Rsync for backup considered dangerous

backuprsync

In our research group, we have the need to backup data acquired on the MRI scanner in a way that will preserve any scan ever acquired (even though data might be deleted from the scanner due to space or other reasons). We call this our vault.

To store to the vault, a separate machine nfs-mounts the data partition of the scanner and copies data to its own local backup harddisk:

rsync -au /nfsmount/data /pvbackup-vault >> $LOGFILE

My question is: Is this safe? Our data sometimes gets reprocessed, after having been processed once before. So I want the -u flag.

For the actual, raw data (that is sacred) I can foresee one problem: Files on the scanner get overwritten due to some error/mistake/unforeseeable circumstance and then data in the vault will be overwritten. I am not sure how to protect against that. On one side I would like to allow for data to be re-processed maybe even re-acquired on the other side I would like to create a vault that is immune to future changes, at least on the data side.
Should I flag those circumstances and deal with them by hand? Tedious.

Note:
I have a different incremental strategy (rsnapshot) in place to protect from user error that allows recovery of inadvertently deleted/changed data reaching back a certain number of hours/days/weeks/months.

Note2:
Maybe I should mention that we are dealing with ca 250GB currently and ca 10GB per week newly acquired data. So, DVDs are out as alternative…

Best Answer

You are doing the first part right, get the data off of the hardware scanner in the event something happens to it. The second part should be that you take backups of your intermediary backup location. So in other words you either should setup a secondary rsync job to another final resting/backup place or actually have a backup program come in and take a periodic copy for a more permanent/archival purpose.

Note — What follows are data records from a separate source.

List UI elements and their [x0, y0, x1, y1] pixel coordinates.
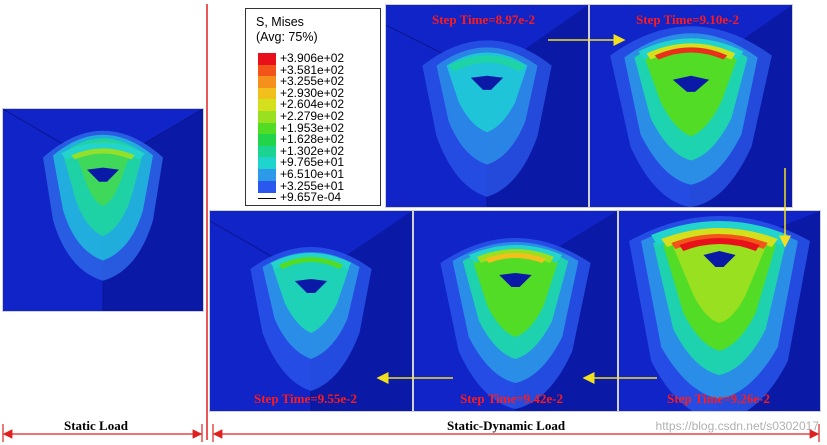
stress-contour-step-5 [210, 211, 412, 411]
legend-entry: +1.953e+02 [258, 120, 380, 135]
step-time-label: Step Time=9.55e-2 [254, 391, 357, 406]
legend-value: +1.953e+02 [280, 120, 345, 135]
static-load-panel [2, 108, 204, 312]
legend-entry: +1.302e+02 [258, 143, 380, 158]
legend-swatch [258, 76, 276, 89]
legend-value: +9.657e-04 [280, 190, 342, 205]
stress-contour-static [3, 109, 203, 311]
panel-step-time-2: Step Time=9.10e-2 [589, 4, 793, 208]
panel-step-time-5: Step Time=9.55e-2 [209, 210, 413, 412]
legend-swatch [258, 111, 276, 123]
legend-value: +6.510e+01 [280, 167, 345, 181]
legend-title-line2: (Avg: 75%) [256, 30, 318, 44]
legend-swatch [258, 99, 276, 112]
legend-swatch [258, 64, 276, 77]
legend-entry: +3.906e+02 [258, 51, 380, 65]
stress-contour-step-2 [590, 5, 792, 207]
stress-legend: S, Mises (Avg: 75%) +3.906e+02 +3.581e+02… [245, 8, 381, 206]
legend-swatch [258, 53, 276, 65]
legend-value: +3.255e+02 [280, 74, 345, 89]
stress-contour-step-1 [386, 5, 588, 207]
legend-swatch [258, 157, 276, 170]
legend-value: +2.604e+02 [280, 97, 345, 112]
legend-swatch [258, 145, 276, 158]
legend-value: +2.279e+02 [280, 109, 345, 123]
step-time-label: Step Time=9.26e-2 [667, 391, 770, 406]
stress-contour-step-4 [414, 211, 617, 411]
step-time-label: Step Time=9.10e-2 [636, 12, 739, 27]
legend-title-line1: S, Mises [256, 15, 304, 29]
legend-entry: +3.581e+02 [258, 62, 380, 77]
legend-entry: +6.510e+01 [258, 167, 380, 181]
legend-value: +2.930e+02 [280, 85, 345, 100]
panel-step-time-1: Step Time=8.97e-2 [385, 4, 589, 208]
step-time-label: Step Time=8.97e-2 [432, 12, 535, 27]
panel-step-time-3: Step Time=9.26e-2 [618, 210, 821, 412]
legend-value: +3.906e+02 [280, 51, 345, 65]
watermark: https://blog.csdn.net/s0302017 [655, 419, 819, 433]
legend-swatch [258, 169, 276, 181]
legend-value: +1.302e+02 [280, 143, 345, 158]
legend-entry: +2.604e+02 [258, 97, 380, 112]
legend-entry: +3.255e+01 [258, 178, 380, 193]
legend-title: S, Mises (Avg: 75%) [256, 15, 318, 45]
legend-value: +1.628e+02 [280, 132, 345, 147]
legend-entry: +9.657e-04 [258, 190, 380, 205]
legend-entry: +3.255e+02 [258, 74, 380, 89]
stress-contour-step-3 [619, 211, 820, 411]
static-load-caption: Static Load [64, 418, 128, 433]
static-dynamic-load-caption: Static-Dynamic Load [447, 418, 566, 433]
panel-step-time-4: Step Time=9.42e-2 [413, 210, 618, 412]
legend-swatch [258, 87, 276, 100]
legend-value: +3.255e+01 [280, 178, 345, 193]
legend-entry: +2.930e+02 [258, 85, 380, 100]
legend-swatch [258, 198, 276, 200]
legend-value: +3.581e+02 [280, 62, 345, 77]
legend-entry: +1.628e+02 [258, 132, 380, 147]
legend-swatch [258, 134, 276, 147]
legend-entry: +9.765e+01 [258, 155, 380, 170]
legend-swatch [258, 122, 276, 135]
step-time-label: Step Time=9.42e-2 [460, 391, 563, 406]
legend-entry: +2.279e+02 [258, 109, 380, 123]
legend-value: +9.765e+01 [280, 155, 345, 170]
legend-swatch [258, 180, 276, 193]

Often you will do two things to preserve data...

  1. Take the immediate disk to disk backup (Scanner using rsync)
  2. Take an archival backup disk to tape, or some newer methods just another disk to disk or disk to web mechanism.

This ensures your scanner data is protected and you have long term archives of everything that happens. Treat your disk to disk as temporary backup until the archival run can complete, your archive is sacred.